In an address at the event, Baru said the incessant breakages of critical crude oil pipelines such as the Trans Niger Pipeline (TNP) and Forcados, had contributed to the recession the country experienced.
He said in 2016, the TNP and Forcados collectively recorded breaks on their various segments, which resulted in about 700,000 barrels per day (bpd) of oil production.
“In 2016, the Trans Niger Pipeline (TNP) with a capacity of 150,000 bpd was breached 39 times. Year-To-Date 2017, we have recorded 27 breaching incidents on the TNP.
“For the Trans Forcados Pipeline (TFP) with a capacity of 300,000 bpd, we recorded 17 breaches in 2016 while Year-To-Date 2017, we have recorded at least 15 breaching incidents on the TFP.

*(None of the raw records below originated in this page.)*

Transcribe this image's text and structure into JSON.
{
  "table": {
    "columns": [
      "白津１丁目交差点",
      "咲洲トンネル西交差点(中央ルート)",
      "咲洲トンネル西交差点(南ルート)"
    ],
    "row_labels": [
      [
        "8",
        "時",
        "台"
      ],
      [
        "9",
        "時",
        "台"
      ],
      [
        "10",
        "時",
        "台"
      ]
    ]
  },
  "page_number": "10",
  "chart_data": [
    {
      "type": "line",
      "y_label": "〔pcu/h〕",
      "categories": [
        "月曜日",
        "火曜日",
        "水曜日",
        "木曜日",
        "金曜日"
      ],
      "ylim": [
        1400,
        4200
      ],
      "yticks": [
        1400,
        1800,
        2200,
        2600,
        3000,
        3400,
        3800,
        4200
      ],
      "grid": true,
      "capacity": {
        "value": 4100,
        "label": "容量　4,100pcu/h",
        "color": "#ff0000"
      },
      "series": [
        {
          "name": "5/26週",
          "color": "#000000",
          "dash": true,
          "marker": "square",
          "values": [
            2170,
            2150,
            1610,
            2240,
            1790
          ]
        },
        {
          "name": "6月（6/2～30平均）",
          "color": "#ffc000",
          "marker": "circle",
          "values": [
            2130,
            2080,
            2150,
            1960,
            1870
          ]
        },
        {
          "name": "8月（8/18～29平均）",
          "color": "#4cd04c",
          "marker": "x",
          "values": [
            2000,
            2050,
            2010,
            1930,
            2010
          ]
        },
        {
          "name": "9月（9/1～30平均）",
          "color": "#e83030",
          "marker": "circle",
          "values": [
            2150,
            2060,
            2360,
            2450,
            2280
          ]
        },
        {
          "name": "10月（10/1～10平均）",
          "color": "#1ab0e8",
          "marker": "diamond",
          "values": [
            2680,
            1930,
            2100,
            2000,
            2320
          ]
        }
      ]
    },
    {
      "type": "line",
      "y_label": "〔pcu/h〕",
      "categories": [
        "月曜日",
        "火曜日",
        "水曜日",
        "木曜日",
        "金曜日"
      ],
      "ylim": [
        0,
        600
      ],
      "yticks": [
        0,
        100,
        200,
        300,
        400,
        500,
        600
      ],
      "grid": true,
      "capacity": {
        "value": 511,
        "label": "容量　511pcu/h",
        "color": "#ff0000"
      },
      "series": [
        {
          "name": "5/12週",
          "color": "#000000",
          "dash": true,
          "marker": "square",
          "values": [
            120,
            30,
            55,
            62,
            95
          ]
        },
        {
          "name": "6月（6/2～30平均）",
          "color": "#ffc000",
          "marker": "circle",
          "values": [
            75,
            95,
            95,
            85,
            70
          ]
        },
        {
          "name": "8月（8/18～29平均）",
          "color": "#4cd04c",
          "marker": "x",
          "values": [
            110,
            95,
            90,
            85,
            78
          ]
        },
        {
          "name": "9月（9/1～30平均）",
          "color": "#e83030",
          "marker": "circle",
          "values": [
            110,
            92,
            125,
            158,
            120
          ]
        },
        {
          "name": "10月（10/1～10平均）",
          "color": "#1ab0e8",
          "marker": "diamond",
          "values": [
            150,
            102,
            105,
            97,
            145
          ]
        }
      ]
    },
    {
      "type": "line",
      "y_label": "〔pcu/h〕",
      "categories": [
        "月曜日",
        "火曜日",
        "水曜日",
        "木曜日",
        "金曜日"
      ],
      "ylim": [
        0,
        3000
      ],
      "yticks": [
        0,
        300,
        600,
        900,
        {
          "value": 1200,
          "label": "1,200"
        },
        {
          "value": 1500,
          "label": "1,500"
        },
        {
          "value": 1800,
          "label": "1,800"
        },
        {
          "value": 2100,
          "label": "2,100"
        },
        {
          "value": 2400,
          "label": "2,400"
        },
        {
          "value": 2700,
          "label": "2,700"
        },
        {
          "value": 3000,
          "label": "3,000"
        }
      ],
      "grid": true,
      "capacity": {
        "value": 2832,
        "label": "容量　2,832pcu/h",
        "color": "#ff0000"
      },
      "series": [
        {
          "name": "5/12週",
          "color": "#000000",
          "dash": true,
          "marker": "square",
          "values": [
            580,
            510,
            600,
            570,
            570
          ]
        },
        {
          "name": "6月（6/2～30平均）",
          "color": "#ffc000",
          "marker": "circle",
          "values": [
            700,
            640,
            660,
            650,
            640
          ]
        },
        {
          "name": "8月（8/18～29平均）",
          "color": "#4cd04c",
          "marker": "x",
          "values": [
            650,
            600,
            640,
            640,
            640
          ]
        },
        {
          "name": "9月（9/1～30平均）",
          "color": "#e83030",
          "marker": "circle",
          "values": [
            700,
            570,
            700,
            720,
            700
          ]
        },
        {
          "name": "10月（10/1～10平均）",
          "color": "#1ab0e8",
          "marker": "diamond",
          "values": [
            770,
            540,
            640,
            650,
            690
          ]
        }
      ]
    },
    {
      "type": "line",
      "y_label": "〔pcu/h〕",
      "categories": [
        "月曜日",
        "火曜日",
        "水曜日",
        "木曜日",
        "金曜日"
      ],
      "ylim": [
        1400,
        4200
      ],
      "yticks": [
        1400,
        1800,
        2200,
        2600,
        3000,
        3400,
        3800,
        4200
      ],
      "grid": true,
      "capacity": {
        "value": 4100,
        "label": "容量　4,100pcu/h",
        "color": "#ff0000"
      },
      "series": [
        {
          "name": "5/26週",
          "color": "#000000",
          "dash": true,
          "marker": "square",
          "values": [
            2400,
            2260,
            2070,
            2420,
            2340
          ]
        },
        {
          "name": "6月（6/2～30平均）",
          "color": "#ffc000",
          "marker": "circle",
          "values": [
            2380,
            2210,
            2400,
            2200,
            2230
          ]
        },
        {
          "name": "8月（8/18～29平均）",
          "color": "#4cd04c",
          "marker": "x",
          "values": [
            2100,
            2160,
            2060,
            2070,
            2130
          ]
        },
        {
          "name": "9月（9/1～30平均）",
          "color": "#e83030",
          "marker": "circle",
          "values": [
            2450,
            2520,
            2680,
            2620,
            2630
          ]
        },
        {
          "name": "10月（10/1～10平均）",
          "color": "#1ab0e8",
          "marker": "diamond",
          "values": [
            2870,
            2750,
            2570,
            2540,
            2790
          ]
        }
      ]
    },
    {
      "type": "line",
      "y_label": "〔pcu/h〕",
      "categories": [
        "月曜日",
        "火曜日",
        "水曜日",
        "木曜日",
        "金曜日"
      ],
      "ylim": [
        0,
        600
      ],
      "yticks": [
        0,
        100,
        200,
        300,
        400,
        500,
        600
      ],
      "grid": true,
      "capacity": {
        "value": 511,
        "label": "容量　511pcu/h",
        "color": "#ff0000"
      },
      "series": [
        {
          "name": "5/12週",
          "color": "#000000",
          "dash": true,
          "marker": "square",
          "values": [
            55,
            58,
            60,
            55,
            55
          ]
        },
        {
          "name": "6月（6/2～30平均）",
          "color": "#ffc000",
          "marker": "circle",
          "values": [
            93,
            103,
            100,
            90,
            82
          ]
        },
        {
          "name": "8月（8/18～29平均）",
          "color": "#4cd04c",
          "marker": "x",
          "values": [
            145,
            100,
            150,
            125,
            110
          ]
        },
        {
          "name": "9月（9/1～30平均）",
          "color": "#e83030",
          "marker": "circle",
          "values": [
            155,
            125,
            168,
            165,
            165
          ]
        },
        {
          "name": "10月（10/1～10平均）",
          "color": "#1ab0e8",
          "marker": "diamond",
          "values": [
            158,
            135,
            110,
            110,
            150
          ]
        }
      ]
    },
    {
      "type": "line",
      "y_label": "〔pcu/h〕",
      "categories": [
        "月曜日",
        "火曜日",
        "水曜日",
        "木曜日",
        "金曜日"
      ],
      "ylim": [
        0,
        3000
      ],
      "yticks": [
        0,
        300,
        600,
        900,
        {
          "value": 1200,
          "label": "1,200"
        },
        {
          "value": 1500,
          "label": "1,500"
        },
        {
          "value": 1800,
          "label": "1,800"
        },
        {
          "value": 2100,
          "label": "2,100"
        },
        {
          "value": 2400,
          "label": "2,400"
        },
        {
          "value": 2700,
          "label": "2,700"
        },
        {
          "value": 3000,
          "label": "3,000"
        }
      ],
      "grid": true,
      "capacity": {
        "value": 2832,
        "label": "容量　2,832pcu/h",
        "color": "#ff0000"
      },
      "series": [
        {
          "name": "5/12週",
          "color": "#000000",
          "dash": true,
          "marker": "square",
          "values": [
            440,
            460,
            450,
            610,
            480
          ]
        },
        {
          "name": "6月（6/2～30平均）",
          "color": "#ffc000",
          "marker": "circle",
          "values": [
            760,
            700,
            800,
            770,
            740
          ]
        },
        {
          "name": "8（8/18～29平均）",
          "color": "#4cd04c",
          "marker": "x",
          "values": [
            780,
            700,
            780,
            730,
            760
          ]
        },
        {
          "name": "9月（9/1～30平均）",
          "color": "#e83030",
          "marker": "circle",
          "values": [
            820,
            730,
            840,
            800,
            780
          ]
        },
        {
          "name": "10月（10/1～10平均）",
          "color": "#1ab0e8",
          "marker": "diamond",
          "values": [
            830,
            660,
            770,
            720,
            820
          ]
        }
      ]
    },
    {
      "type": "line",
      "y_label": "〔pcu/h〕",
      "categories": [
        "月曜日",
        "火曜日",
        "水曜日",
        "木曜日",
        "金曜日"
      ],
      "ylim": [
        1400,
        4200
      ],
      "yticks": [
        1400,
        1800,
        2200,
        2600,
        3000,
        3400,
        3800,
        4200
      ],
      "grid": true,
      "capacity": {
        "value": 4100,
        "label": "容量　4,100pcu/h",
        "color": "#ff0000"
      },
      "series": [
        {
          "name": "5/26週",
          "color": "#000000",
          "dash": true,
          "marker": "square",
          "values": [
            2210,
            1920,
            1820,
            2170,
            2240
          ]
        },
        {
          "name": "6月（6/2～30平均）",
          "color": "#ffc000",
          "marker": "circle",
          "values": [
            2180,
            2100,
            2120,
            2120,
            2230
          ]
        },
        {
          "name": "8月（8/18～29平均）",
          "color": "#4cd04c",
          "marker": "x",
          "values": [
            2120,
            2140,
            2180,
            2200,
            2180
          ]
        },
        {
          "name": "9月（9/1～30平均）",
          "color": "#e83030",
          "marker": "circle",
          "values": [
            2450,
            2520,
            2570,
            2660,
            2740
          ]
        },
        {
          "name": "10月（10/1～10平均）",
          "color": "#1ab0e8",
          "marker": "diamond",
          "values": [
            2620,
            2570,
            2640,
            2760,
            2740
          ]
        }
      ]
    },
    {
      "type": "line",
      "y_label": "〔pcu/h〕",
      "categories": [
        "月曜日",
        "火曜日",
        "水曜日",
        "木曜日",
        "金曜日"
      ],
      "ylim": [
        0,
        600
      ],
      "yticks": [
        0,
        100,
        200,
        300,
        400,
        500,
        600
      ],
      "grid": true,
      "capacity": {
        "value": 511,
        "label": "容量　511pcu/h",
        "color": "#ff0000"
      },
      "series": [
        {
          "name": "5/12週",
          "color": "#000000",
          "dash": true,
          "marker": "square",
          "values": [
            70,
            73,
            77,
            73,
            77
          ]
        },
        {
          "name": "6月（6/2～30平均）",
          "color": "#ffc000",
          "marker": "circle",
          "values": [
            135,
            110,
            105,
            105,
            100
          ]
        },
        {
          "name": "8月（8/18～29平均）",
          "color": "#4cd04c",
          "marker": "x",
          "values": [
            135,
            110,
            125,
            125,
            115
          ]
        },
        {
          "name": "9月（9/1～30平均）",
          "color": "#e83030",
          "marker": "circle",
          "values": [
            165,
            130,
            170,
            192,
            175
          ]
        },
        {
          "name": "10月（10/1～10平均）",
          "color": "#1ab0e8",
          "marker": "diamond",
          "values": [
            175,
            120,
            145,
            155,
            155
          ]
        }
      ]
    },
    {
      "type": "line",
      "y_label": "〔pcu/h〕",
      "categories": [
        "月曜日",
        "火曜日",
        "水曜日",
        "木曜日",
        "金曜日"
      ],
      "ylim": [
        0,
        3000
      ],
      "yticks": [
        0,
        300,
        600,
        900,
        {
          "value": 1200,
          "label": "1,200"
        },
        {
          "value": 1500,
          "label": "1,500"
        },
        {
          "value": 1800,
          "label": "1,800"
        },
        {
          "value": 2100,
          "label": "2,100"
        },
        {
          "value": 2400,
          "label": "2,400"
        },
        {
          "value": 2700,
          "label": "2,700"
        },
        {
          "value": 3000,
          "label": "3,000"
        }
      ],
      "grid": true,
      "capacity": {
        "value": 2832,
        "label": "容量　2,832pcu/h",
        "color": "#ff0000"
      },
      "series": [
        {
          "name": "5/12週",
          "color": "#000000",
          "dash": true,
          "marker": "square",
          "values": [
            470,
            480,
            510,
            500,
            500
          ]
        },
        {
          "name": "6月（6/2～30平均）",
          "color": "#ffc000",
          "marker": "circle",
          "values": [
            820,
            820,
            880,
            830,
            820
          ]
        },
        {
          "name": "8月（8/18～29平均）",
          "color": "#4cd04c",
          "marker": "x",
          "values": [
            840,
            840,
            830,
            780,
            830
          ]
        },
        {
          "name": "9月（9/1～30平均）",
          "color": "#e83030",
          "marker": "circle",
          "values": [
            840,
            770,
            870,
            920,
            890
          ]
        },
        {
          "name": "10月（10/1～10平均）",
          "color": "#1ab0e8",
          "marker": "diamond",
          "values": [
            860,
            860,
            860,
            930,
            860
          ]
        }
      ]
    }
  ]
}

“On the average in 2016, about 700,000 barrels of oil per day were deferred due to pipeline vandalism,” he explained.
He further said towards the end of first and second quarter of 2016, the attacks on pipeline reached the highest point when the two major crude oil export pipelines of Forcados Oil Terminal (FOT) and Qua Iboe Terminal (QIT) were lost due to sabotage.
“Nigerian daily production during the period went down as low as 1.3 million barrels from 2.2 million barrels targeted during the same period.
“Similarly, because of the inter relationship between the crude pipeline and condensate evacuation from the gas plants, power generation in the country also dropped significantly as the gas plants had to shut down, thereby resulting in shortages in gas supply to power.
“At present, huge amount of money is spent on protecting these pipelines which significantly add to the cost of production.
“The foregoing summarises the effect of pipeline vandalism and therefore underscores the importance of protecting our pipeline system and treating them as national assets.
“The huge capital investment made in the pipeline network across the country should trigger more resolute determination to finding lasting solutions to the perennial challenges threatening the future of pipeline infrastructure in the country,” Baru said.
Earlier, a statement from Mr Ndu Ughamadu, the NNPC Group General Manager, Group Public Affairs Division, said the corporation was working in line with President Muhammadu Buhari’s mandate to rehabilitate the three refineries.
Ughamadu said that more than 28 Expressions of Interest (EoIs) had been received so far by the corporation from private funding sources for the refineries’ rehabilitation project, adding it was expecting more EoIs by the end of the year.
Ughamadu quoted Baru as saying: “We want to show everyone that we can fully run the refineries. You must all work together to operate them at 100 per cent capacity as this was the only way to ensure profitability.
“We can fix the refineries but without the right people to operate them, they would go back to where they were or even worse.”